Paul McGowan drove 30 miles to bring his 11-year-old daughter Aoife to the test centre.
He said: “It is a bit stressful, your plans for the day are disrupted and you have to then go out of your way. It is just now just a matter of waiting on the results, and finding out whether we have to isolate and what we do in the meantime.
“If you are asymptomatic you could be carrying it, we could all be carrying it, we just don’t know. We could be spreading it about without knowing. It is just a minefield.”
He added: “With all the disruption in the first and second lockdowns, they are already a good bit behind (with school work). Some of the teachers have said they are almost a year behind.
“She is missing out today, probably tomorrow as well, and if it is a positive result she will miss out on two weeks of school. That is detrimental, she is in P7 so she will be doing her transfer test in November and December.”
Meanwhile, an official from a teaching union has said that Stormont ministers need to re-introduce school bubbles and mandatory 10-day self-isolation for close contacts.
The Northern Ireland Assembly has been recalled on Thursday to discuss the situation regarding Covid-19 in schools.
Justin McCamphill, NASUWT National Official for Northern Ireland, said: “We saw this coming. We were looking at the number of cases in the community and comparing it to the previous year and we were several orders of magnitude greater in terms of community transmission.

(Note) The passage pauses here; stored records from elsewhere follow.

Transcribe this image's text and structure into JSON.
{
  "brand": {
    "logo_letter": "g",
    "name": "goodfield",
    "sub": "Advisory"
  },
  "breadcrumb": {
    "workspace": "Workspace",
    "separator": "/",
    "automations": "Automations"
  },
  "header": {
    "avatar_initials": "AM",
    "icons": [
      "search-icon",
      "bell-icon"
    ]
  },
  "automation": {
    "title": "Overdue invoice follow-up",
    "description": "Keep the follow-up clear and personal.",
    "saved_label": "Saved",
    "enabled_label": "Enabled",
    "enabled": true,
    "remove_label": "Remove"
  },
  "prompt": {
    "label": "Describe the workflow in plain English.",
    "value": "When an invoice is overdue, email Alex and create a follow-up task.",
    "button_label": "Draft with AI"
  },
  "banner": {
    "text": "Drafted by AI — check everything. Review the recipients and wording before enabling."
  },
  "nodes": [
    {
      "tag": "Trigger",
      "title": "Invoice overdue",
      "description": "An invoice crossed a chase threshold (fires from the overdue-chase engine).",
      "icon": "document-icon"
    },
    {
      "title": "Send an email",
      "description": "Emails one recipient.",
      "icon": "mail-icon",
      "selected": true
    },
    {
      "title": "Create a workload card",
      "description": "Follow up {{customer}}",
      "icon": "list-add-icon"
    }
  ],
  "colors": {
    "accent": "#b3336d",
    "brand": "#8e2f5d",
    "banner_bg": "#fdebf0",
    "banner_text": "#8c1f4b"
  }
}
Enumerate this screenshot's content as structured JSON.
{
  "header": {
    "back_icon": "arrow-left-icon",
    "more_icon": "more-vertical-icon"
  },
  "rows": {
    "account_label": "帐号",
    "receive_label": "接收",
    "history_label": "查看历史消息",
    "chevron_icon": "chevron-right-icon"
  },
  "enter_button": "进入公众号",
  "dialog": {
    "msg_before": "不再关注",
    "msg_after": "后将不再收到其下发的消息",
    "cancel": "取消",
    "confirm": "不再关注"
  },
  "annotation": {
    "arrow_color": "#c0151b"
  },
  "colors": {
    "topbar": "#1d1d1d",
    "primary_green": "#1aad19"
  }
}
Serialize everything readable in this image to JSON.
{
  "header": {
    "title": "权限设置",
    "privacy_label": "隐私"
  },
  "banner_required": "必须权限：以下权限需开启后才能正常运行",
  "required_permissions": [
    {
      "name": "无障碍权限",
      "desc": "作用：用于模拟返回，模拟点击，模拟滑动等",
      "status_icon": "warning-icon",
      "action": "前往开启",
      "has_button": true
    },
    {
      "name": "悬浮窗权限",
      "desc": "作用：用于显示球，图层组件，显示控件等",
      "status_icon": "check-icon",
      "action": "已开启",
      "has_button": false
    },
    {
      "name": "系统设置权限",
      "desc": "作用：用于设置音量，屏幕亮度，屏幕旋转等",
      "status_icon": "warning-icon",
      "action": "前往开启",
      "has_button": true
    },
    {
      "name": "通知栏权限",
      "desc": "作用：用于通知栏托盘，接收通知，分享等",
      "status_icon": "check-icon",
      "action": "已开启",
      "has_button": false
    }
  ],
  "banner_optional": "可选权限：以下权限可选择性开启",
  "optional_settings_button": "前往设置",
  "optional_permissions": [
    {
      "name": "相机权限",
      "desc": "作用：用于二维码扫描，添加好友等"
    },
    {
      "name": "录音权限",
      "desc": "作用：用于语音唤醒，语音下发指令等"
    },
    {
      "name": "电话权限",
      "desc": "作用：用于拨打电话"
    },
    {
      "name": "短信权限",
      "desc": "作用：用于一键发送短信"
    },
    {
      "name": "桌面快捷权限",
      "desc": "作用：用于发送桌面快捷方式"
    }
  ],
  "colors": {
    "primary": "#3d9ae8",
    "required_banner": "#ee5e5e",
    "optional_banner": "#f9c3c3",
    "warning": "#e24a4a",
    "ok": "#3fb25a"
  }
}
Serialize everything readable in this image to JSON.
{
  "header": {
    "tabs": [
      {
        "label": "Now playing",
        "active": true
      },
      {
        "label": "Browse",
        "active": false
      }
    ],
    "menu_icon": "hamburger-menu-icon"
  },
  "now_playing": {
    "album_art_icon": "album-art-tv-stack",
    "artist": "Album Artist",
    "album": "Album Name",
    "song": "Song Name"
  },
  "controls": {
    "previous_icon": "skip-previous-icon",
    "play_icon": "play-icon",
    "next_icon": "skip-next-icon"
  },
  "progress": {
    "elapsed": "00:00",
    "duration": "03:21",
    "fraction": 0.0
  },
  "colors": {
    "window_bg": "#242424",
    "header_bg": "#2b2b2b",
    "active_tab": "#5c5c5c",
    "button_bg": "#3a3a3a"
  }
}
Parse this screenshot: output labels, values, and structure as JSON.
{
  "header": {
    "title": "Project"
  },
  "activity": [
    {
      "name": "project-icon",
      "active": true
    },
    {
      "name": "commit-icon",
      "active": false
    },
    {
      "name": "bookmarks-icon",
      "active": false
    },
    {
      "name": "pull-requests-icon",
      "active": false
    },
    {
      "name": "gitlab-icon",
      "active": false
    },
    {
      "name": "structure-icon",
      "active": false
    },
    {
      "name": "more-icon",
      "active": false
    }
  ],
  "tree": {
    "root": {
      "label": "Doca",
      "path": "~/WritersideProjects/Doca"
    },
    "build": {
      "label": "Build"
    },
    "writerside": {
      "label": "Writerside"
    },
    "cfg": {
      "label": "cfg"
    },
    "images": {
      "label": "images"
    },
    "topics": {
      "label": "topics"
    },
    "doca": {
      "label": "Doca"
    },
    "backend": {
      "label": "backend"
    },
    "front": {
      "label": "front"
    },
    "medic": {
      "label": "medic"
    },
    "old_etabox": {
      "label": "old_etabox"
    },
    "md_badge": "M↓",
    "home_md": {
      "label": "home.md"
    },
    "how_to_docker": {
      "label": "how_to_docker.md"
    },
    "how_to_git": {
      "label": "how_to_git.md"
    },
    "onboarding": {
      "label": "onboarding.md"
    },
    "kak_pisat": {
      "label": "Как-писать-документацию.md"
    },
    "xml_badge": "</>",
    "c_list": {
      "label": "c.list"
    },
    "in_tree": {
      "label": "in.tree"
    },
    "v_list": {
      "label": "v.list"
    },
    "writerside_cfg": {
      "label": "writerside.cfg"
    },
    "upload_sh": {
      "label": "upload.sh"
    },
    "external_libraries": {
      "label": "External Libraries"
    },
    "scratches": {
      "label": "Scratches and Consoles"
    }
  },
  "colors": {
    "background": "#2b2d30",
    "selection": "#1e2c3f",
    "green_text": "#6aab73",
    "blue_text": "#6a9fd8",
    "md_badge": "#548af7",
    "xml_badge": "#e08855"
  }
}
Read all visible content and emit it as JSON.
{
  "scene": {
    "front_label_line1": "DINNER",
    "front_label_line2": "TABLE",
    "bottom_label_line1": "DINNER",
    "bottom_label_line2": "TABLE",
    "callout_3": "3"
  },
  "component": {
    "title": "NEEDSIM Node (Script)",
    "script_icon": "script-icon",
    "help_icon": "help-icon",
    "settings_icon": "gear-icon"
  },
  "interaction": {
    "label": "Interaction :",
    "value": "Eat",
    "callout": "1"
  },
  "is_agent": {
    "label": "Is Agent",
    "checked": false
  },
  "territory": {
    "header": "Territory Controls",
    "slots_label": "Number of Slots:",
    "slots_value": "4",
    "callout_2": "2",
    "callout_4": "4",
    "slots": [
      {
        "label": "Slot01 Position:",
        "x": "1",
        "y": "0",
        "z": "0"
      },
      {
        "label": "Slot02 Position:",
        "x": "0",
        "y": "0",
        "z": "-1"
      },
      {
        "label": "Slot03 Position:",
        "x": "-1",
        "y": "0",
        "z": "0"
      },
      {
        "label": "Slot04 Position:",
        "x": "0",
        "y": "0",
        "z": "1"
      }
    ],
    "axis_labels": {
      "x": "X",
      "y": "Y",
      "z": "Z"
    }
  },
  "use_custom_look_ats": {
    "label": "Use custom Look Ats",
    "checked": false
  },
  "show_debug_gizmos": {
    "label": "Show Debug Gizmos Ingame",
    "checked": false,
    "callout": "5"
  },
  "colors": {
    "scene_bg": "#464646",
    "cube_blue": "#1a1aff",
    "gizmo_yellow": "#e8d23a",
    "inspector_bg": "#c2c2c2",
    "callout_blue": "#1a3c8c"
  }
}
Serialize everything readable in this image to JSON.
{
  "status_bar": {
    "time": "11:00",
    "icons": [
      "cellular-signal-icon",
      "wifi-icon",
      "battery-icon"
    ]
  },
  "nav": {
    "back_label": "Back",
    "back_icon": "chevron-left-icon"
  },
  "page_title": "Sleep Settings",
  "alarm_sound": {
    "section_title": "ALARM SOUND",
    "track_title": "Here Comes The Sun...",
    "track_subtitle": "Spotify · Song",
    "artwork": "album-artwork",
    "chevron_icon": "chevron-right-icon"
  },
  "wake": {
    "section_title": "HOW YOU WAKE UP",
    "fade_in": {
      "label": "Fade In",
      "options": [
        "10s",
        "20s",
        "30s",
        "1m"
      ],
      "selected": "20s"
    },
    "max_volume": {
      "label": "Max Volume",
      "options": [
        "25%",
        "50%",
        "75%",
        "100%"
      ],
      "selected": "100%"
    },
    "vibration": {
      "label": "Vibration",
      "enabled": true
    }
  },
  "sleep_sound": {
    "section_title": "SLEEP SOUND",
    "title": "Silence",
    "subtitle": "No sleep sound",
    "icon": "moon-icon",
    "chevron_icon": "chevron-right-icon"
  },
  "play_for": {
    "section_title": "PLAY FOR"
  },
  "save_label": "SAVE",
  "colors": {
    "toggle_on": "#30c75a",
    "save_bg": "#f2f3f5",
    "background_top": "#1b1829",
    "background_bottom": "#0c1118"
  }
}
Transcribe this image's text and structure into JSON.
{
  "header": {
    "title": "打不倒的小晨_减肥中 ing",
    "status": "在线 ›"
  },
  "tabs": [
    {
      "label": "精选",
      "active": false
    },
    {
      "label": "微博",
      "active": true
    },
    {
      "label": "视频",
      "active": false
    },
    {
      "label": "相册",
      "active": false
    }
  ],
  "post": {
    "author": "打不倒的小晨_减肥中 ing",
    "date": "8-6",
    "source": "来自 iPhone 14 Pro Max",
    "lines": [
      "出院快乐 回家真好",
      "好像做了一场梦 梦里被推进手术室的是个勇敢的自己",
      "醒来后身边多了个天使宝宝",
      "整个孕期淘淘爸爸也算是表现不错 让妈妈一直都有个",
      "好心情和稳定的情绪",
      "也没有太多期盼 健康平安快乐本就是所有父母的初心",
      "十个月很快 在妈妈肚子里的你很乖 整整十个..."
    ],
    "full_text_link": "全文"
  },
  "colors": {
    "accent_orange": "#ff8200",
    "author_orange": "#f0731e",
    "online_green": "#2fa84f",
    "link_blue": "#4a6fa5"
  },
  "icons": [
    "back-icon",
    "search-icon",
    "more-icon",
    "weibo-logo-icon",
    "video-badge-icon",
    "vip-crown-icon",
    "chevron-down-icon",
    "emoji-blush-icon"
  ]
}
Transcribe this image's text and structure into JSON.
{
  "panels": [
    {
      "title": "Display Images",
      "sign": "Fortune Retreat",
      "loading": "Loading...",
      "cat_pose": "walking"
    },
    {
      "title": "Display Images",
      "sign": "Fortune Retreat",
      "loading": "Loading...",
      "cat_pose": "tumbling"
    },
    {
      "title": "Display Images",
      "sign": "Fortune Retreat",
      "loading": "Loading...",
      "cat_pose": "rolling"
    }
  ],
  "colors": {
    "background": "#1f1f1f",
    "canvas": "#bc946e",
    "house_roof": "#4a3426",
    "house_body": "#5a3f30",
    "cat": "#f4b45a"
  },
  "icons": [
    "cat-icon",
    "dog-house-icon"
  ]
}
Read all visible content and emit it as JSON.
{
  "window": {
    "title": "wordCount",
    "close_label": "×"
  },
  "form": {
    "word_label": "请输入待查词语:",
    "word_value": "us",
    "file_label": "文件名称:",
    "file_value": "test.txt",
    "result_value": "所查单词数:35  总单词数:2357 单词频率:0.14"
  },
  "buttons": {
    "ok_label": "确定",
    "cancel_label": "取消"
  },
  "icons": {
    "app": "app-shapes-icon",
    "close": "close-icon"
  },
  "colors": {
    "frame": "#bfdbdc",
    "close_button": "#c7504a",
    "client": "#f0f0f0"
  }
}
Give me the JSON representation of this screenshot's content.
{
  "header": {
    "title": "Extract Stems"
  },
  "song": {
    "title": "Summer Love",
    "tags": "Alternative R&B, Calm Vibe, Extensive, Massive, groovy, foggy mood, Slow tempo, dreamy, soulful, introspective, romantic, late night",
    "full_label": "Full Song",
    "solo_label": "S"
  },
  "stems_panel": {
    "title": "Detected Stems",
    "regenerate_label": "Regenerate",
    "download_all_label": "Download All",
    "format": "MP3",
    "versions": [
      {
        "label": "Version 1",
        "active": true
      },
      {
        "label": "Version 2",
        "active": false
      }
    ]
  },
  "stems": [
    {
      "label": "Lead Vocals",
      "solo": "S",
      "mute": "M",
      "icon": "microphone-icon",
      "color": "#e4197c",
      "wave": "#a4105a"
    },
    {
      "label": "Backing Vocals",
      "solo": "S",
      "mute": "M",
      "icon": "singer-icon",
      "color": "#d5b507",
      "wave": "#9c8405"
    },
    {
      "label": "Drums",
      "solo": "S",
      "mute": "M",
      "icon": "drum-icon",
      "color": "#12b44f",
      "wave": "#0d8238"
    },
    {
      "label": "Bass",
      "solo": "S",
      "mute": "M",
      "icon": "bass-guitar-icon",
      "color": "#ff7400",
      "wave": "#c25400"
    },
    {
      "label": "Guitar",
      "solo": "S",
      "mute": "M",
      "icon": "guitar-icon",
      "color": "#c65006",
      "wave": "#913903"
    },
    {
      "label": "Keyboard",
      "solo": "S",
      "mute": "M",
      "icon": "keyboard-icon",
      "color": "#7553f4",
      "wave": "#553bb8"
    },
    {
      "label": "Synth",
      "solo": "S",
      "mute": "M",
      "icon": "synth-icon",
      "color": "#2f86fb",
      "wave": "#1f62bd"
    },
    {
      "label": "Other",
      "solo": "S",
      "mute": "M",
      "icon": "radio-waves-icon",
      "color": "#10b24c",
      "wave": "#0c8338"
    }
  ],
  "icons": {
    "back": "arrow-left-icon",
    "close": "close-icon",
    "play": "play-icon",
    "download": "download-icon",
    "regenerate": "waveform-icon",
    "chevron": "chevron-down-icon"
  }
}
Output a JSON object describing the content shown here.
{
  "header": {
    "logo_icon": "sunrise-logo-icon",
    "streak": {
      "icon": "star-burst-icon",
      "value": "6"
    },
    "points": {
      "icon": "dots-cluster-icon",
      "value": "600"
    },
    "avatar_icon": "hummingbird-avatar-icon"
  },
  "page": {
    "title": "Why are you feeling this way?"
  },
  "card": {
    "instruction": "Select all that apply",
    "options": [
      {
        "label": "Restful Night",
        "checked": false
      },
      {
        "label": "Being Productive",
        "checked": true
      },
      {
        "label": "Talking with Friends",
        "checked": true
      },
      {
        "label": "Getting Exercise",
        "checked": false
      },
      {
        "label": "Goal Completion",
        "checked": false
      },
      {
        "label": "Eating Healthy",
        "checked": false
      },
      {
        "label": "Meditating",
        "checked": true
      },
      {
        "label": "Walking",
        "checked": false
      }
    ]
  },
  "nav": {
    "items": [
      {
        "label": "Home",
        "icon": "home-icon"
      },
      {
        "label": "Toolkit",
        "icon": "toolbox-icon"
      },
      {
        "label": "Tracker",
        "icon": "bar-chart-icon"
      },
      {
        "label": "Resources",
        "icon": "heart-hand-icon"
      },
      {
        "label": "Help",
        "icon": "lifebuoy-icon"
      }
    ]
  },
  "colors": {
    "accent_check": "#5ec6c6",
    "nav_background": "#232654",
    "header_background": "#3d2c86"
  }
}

“Opening schools on the basis that we weren’t going to have as many mitigations as before was clearly going to be a mistake.
“I think they should have kept with all the mitigations. The guidance is that you only self-isolate after you get a positive PCR test.
“What is happening is that pupils come in, somebody in the class is positive. They get the PCR test on day two, they test negative because the disease hasn’t had long enough to incubate but they are coming back into school and are then testing positive on day eight.
“We think they should have stuck to the self-isolation system we had in place before. I know that is difficult for parents but it is easier to manage when you have the whole class out than half and half because then the school can revert to online learning. This situation is even harder to manage.”
Mr McCamphill added: “Teachers are worried about catching Covid themselves, they are worried for the young people they teach.
“School leaders and those involved in track and trace feel worn out and shattered because they are spending their weekends and evenings contacting people to tell them not to come in. Teachers are finding that all their time is being devoted to that.”